Apoptotic cells were analyzed using flow cytometry with anti-annexin A5-FITC Ab and PI staining upon treatment of anticancer drugs. The expression and activation of p53 and apoptotic molecules in latently HIV-1-infected T cells were compared using Western blot analysis. The role of p53 in the anticancer drug treatment-induced apoptosis of cells latently infected with HIV-1 was determined by knock-down experiment using siRNA against p53.

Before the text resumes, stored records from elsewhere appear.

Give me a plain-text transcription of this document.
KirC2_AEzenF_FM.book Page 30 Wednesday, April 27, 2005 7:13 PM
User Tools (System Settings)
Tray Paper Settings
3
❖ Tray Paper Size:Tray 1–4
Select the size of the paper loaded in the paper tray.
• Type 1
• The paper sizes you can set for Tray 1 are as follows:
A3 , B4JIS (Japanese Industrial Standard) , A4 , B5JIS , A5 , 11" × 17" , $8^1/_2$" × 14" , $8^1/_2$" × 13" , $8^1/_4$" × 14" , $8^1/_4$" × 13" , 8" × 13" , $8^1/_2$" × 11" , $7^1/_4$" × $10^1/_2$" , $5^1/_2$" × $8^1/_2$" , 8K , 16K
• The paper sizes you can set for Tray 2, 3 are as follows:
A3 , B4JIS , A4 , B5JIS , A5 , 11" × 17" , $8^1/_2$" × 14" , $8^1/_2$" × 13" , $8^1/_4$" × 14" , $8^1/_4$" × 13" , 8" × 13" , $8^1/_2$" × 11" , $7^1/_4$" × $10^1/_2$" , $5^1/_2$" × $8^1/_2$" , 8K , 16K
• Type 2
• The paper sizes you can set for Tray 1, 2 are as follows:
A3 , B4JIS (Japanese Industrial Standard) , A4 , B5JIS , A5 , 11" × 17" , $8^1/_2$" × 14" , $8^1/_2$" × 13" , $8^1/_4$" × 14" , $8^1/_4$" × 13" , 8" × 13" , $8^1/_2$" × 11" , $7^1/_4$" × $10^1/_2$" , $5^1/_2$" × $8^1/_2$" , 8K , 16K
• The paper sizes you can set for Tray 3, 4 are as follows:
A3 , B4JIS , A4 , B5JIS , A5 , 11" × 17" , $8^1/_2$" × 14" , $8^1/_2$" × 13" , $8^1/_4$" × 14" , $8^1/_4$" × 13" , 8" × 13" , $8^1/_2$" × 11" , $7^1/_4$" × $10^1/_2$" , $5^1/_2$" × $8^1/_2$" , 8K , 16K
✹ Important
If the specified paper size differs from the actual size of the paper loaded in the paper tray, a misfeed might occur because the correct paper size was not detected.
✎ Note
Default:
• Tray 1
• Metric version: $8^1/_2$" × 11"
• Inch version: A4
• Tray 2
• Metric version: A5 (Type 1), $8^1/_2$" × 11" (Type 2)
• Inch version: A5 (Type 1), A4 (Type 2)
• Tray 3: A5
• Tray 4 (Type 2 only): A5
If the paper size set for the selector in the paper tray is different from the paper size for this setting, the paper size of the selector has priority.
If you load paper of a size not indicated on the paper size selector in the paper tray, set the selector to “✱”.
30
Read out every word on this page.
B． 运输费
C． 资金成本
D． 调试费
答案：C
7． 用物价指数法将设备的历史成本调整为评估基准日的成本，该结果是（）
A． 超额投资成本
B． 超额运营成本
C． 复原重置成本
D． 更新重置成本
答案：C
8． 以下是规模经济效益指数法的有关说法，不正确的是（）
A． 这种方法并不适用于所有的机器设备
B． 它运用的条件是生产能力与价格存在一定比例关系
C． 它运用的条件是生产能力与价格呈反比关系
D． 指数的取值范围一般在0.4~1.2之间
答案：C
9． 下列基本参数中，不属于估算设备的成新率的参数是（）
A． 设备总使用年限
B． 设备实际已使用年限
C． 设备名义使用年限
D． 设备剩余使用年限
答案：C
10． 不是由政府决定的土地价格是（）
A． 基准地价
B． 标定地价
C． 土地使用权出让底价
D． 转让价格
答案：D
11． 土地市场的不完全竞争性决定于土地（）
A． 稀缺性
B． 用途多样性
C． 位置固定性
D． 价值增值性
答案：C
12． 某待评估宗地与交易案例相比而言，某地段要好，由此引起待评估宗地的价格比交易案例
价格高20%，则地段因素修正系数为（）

Upon treatment with 5-fluorouracil (5-FU), apoptosis was increased in latently infected ACH2 cells encoding competent p53 compared with uninfected parent A3.01 cells, while the apoptosis of latently infected p53 null J1.1 cells was less than that of uninfected cells. Treatment with 5-FU increased the levels of cleaved caspase-3 and PARP in ACH2 cells compared with uninfected and latently infected p53 null J1.1 cells. The levels of expression and activation of p53 were higher in both latently infected ACH2 and NCHA2 cells than in uninfected cells. Furthermore, the activation levels of p53 in both cells were further increased upon 5-FU treatment. Consistent with p53 status, apoptosis was markedly increased in ACH2 and NCHA2 cells compared with uninfected and latently infected J1.1 cells upon treatment with other anticancer drugs such as doxorubicin and etoposide. Inhibition of p53 in cells with latent HIV-1 infection diminished apoptosis upon 5-FU treatment.
Evidence described here indicate that when treated with anticancer drugs, apoptosis of cells with latent HIV-1 infection was increased via the p53 activation pathway and may provide information for application of anticancer drugs to selectively eliminate HIV-1 reservoirs.